MORAN: It’s amazing how quickly these things happen. If you think about how long it took universal suffrage, for working people to have the vote instead of just aristocrats and moneyed people, was so long. Then increasingly quickly women got the vote in equality, then the civil rights movement, then the gay rights movement. In the last year it seems the transgender cause has gone from no one talking about it except for making comments about fucking “she-males” and “shims,” to [Laverne Cox] on the cover of Time Magazine. People weren’t really aware of this issue, to be able to debate about this informedly and correctly, and now legislation’s being pushed through in several countries already that you don’t have to state what sex you are in your passport. In several countries, you can change your birth certificate and declare what gender you are and become autonomous, rather than being down to what someone decided for you when you were born. And that’s happened so quickly. I could never remember a wave of enlightenment over a marginal issue like that happening so quickly, with no bloodshed, no marches, just people talking. A couple of really glamorous fucking photo shoots, a shitload of blogs, and a brilliant TV show. This has been the coolest revolution ever. If you think of how long universal suffrage took, it took hundreds of thousands of years of people repeatedly being murdered. [laughs] So many people got murdered! No one murdered in this revolution. It was fucking awesome!

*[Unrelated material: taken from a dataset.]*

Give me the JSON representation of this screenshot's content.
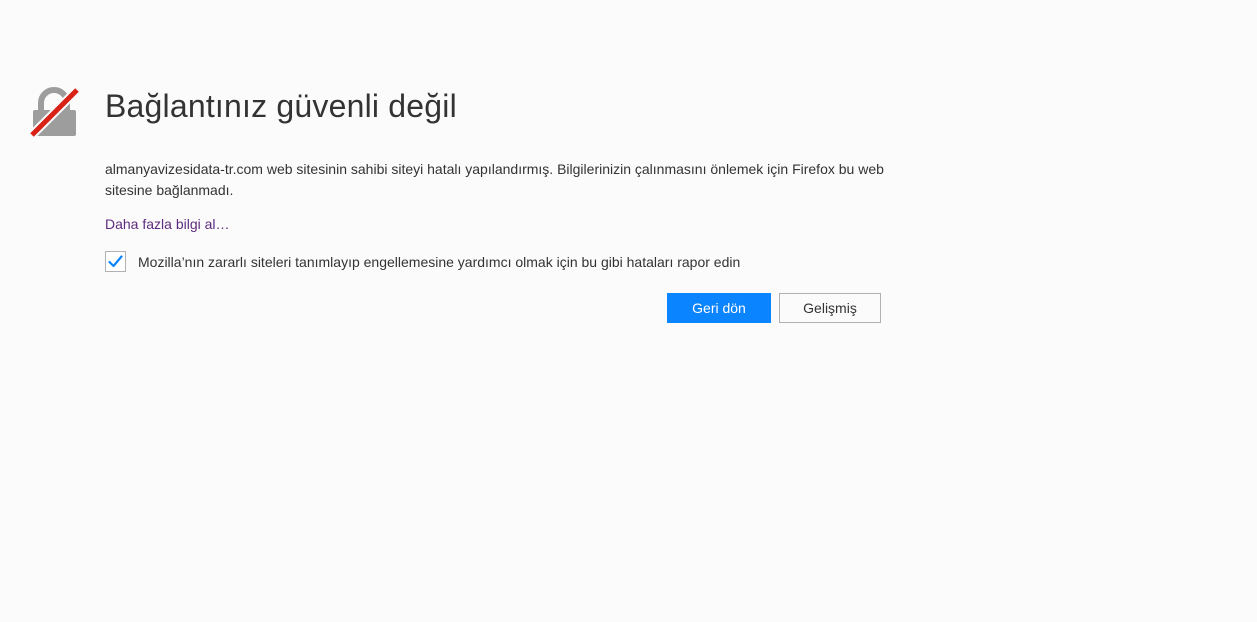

SYMONDS: I think there’s much more ally culture now—it’s hip to be aware of the oppression of people other than just yourself.
MORAN: Yeah! The reason is because it happened culturally. If it just had happened in academia, people publishing some things, and it just being discussed on late-night news shows, and people trying to put forward some legislation in parliament, it would still be seen as a minority issue. Instead it happened culturally. It happened because of TV shows, because of pop stars, and because of people talking. Culture is so much faster and so much more effective than anything else. If you go on a march, you march for a couple hours and it might be on the news that night, but if it happens culturally, it happens forever. Everywhere in the world, that TV show is being played. Someone is downloading it illegally. It’s blowing someone else’s mind. Culture marches so quickly, so inclusively, and it’s a language we all understand. The amount of people who would read an academic paper about trans equality is about six, but the amount of people who’ll watch a TV show and go, “This is really brilliant, funny, sexy, cool”—well, that’s everybody.
SYMONDS: [laughs]
MORAN: That’s why being an enthusiast is such an important thing. When the whole idea about being a critic is that you’re going in there to pick out all the faults with it, then you’re not just criticizing a program, you’re making people more scared to take a risk. No one ever sat down to write a shit TV show. No one ever sat down to write a shit book. People are usually doing shit from the heart.